Rafe was sitting hunched up on a bench, tossing an old tennis ball from hand to hand. When he saw Beatrice he stood, pocketing the ball and drawing his forearm across his eyes. She saw at once that he’d been crying. His face was blotched and puffy and he had a bruise on his forehead, but seemed otherwise uninjured. ‘The doctor said he’d be right as rain,’ Mrs Brooker said, twisting the rings on her manicured hands. ‘Now I expect some lemonade will make everybody feel better.
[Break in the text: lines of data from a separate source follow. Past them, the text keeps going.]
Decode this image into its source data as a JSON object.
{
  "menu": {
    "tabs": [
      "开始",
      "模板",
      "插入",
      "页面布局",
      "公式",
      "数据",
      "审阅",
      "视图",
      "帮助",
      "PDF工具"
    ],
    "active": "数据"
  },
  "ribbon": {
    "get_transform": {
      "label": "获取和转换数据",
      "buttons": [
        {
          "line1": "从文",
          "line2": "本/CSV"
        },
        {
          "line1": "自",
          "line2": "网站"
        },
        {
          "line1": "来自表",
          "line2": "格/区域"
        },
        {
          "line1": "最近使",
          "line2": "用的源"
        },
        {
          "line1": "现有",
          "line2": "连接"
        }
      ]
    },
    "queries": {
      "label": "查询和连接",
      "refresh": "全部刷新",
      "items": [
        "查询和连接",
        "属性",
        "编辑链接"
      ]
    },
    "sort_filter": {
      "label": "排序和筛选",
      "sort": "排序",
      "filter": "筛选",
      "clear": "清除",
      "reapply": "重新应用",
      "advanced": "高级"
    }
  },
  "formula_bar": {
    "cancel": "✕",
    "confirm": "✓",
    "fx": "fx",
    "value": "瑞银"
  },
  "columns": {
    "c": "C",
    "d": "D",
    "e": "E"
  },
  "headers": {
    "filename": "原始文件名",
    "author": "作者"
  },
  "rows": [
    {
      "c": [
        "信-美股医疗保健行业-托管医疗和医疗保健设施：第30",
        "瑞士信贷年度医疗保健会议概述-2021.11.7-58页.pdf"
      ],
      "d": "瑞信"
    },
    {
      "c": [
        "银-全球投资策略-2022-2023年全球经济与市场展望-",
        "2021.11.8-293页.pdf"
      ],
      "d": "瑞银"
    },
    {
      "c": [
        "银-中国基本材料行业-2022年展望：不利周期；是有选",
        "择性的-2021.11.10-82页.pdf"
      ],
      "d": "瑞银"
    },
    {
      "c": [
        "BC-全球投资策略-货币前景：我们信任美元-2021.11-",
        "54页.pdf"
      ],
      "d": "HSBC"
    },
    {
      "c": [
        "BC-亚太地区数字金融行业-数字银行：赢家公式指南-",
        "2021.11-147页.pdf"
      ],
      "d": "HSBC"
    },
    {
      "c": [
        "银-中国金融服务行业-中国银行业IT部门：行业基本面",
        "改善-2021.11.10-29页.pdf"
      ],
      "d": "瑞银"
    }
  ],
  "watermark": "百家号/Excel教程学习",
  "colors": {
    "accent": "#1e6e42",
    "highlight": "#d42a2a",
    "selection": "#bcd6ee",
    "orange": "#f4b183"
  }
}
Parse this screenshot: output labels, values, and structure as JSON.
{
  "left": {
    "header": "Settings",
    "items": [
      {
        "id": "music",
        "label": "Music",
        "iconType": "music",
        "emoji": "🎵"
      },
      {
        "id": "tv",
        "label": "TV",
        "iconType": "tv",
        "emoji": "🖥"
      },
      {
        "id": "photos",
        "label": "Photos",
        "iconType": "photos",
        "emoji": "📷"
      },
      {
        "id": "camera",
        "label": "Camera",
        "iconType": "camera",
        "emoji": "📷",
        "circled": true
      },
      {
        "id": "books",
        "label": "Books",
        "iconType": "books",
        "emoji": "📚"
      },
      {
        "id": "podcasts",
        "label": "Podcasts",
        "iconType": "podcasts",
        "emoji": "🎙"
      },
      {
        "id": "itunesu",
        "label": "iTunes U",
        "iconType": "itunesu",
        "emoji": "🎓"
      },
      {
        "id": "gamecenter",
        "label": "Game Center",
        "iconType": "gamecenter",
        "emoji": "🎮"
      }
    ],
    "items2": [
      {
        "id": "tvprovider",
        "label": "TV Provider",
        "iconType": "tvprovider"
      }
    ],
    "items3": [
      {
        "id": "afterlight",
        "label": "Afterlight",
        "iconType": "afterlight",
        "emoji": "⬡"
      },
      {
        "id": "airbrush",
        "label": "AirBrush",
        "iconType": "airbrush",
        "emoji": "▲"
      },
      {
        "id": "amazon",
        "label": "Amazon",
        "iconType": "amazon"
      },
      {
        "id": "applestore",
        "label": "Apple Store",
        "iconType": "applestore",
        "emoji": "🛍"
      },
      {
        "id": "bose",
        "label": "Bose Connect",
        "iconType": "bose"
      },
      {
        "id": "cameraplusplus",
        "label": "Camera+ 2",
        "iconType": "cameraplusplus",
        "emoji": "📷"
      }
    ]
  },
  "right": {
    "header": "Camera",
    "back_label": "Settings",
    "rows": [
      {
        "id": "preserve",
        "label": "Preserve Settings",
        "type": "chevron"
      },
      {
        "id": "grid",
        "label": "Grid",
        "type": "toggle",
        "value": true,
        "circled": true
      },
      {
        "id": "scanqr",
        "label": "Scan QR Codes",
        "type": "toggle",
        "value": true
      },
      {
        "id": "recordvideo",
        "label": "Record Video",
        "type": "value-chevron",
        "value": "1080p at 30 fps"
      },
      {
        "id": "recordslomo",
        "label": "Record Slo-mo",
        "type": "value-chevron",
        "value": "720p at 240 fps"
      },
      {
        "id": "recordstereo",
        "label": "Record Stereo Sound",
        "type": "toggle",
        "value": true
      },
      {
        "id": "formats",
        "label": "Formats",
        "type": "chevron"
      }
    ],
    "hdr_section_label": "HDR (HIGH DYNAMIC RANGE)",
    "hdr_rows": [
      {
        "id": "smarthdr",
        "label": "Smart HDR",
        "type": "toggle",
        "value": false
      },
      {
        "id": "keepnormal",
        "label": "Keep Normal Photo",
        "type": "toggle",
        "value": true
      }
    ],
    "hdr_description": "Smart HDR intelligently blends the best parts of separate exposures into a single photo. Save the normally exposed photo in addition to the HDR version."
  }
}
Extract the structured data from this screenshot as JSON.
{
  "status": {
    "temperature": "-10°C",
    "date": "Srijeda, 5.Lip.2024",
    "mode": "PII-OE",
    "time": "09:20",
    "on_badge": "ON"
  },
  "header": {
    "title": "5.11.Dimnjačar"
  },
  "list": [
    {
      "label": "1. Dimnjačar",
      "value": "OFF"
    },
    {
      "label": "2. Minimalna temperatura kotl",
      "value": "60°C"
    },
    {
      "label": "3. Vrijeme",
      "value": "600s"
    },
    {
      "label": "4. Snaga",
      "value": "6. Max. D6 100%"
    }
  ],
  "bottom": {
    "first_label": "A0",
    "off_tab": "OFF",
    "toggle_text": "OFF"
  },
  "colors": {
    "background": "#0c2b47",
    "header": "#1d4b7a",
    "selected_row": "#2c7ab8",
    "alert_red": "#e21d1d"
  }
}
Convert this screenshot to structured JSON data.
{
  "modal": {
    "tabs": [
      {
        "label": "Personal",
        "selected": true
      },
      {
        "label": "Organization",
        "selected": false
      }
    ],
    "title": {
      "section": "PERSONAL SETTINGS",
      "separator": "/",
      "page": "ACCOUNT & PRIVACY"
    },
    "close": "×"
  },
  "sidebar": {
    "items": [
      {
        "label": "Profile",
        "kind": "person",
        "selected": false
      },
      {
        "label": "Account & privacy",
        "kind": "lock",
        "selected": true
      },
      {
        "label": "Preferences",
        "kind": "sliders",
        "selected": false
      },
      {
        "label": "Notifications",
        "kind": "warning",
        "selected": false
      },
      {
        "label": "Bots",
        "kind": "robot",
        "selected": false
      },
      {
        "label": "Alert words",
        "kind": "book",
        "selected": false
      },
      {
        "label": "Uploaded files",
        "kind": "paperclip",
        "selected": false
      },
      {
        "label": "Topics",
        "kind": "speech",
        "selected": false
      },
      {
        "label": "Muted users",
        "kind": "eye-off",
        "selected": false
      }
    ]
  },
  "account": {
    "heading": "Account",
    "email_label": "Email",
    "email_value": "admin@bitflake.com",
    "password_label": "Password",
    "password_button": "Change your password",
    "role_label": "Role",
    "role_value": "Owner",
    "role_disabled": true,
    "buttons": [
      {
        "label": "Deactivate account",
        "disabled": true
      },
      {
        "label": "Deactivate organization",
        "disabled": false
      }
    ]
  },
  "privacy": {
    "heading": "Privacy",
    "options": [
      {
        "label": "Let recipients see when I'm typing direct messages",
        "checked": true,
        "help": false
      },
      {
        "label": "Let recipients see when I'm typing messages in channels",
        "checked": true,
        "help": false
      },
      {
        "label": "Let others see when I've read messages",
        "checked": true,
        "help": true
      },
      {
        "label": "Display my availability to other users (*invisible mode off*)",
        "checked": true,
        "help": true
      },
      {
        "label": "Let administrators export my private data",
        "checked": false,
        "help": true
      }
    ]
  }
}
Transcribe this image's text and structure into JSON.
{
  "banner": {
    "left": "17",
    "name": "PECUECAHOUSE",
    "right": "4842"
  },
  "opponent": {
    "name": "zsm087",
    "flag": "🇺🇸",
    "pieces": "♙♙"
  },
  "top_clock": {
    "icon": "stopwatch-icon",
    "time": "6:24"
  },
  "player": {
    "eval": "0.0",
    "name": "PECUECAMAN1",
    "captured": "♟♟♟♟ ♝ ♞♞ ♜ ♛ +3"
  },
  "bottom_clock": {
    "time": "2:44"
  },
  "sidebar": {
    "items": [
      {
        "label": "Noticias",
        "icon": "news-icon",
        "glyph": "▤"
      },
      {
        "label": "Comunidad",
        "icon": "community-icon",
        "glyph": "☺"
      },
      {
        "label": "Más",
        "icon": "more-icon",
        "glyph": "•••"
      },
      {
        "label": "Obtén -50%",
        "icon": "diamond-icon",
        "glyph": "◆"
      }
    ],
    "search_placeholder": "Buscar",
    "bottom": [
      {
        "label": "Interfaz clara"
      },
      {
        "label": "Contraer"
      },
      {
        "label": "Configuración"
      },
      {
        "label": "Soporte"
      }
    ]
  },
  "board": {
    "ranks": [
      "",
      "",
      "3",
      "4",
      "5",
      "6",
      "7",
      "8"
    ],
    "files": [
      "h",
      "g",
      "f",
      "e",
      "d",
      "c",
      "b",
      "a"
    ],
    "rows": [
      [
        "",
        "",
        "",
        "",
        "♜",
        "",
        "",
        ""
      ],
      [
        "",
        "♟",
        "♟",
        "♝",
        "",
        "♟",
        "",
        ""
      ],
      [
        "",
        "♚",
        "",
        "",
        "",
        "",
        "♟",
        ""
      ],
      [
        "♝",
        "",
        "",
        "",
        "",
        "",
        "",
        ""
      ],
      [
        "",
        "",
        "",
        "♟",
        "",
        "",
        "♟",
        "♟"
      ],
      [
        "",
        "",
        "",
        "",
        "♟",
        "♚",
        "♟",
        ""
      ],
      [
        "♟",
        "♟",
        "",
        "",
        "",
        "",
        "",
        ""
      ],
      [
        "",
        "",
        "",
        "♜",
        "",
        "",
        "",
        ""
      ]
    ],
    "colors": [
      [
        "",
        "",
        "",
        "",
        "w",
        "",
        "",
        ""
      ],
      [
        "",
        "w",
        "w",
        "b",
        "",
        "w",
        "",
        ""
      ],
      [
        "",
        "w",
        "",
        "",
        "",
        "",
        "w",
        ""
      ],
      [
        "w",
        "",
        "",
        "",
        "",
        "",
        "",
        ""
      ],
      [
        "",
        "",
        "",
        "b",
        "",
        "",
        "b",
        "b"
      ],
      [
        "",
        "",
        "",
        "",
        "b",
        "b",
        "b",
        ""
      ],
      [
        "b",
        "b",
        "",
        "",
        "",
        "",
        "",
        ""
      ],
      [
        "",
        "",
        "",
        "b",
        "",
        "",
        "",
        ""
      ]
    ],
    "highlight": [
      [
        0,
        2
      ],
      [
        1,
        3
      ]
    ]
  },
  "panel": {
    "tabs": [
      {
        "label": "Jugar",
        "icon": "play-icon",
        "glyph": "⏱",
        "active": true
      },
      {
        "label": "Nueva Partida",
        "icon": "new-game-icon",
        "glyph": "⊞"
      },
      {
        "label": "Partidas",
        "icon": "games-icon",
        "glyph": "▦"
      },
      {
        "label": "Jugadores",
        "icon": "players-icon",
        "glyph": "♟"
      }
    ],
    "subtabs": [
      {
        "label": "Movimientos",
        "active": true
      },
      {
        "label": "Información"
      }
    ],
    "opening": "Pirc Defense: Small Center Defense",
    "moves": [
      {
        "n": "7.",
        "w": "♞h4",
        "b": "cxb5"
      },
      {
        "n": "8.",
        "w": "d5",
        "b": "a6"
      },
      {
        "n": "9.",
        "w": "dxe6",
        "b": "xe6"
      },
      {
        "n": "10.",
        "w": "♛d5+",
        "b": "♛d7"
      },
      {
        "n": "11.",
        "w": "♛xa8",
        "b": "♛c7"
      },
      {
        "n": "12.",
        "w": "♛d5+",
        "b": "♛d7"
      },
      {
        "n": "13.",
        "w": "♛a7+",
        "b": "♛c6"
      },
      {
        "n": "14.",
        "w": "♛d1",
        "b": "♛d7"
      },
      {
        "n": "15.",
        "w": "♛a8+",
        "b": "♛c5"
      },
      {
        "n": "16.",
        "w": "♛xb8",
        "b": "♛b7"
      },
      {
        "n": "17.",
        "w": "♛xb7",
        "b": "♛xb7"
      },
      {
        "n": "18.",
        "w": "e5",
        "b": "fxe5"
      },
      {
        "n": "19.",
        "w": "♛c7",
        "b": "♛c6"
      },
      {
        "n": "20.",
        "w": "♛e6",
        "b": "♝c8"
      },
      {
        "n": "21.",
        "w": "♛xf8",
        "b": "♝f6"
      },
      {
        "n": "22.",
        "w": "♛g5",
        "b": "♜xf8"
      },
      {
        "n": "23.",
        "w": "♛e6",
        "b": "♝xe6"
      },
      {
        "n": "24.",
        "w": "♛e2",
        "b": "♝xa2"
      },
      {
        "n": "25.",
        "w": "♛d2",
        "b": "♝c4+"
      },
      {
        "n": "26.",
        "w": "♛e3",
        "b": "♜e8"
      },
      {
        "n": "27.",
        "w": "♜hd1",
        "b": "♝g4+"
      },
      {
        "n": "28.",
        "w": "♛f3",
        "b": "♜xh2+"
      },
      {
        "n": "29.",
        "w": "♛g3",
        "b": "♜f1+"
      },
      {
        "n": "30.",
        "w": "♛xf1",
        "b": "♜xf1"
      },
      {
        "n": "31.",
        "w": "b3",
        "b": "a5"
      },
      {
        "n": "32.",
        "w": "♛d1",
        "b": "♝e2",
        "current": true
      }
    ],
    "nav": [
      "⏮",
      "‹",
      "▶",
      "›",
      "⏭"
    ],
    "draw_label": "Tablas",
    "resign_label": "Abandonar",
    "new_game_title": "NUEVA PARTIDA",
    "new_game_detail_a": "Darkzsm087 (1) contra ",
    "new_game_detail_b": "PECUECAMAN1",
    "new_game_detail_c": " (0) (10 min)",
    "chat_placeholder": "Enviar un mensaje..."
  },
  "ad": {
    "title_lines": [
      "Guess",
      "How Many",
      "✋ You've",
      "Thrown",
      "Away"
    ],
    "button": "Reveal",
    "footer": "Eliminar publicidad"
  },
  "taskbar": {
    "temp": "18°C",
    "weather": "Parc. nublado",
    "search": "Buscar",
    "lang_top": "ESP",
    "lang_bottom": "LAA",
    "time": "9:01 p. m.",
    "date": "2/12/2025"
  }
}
And Cook’s made a chocolate cake to die for . . . Oh, silly me!’ She saw Rafe’s disbelieving face, and turned and hurried into the house.

‘She means to be kind,’ he said. He sat down again, pulled out the tennis ball and turned it in his hands. ‘I must thank you, Beatrice. They all said you’ve been a brick. Saved my life and all that. What can I say?’

‘You don’t need to say anything,’ she said, sitting next to him. ‘It was Harry who knew what to do.’

‘Poor old Sturton.’ His voice ended in a squeak and his face screwed up, his shoulders shook and he began to sob. Beatrice put out a hand and touched his arm. To her surprise he turned towards her and she found herself pulling him into her embrace and he was crying noisily into her neck. ‘Sorry,’ he muttered between sobs. ‘I’m so sorry. I wish my mother was here.’

For a minute or two they sat like that, she stroking his hair as her mother had stroked hers, immensely moved. He must feel so alone. She didn’t imagine Mrs Brooker to be much use, and the Colonel was nowhere to be seen. Rafe needed her. No one had really needed her before, not even Angelina.

Soon he grew quieter, then drew away. ‘Sorry,’ he said. ‘I’ve funked it. Don’t know what you must think’ He dragged a handkerchief from his trouser pocket and blew his nose.

‘It’s all right, really it is,’ she said, but they were both embarrassed now and sat without looking at one another.

‘I’m to see his parents,’ Rafe said dully. ‘Don’t want to, but of course I must. I don’t know what to say to them. I should have stopped us going out so far. It’s my fault really. All my fault. It’s always my fault.’

What a strange thing to say. Beatrice thought of that moment she’d seen the canoe from the top of the cliff, with the storm coming, and not known what it was. Perhaps she ought to have recognized it and to have raised the alarm then. An abyss of guilt opened in her mind. The hell of guessing what might have been. ‘It’s not your fault, Rafe,’ she said desperately. A phrase Mrs Wincanton used came to mind. ‘Really, you can’t take on so.’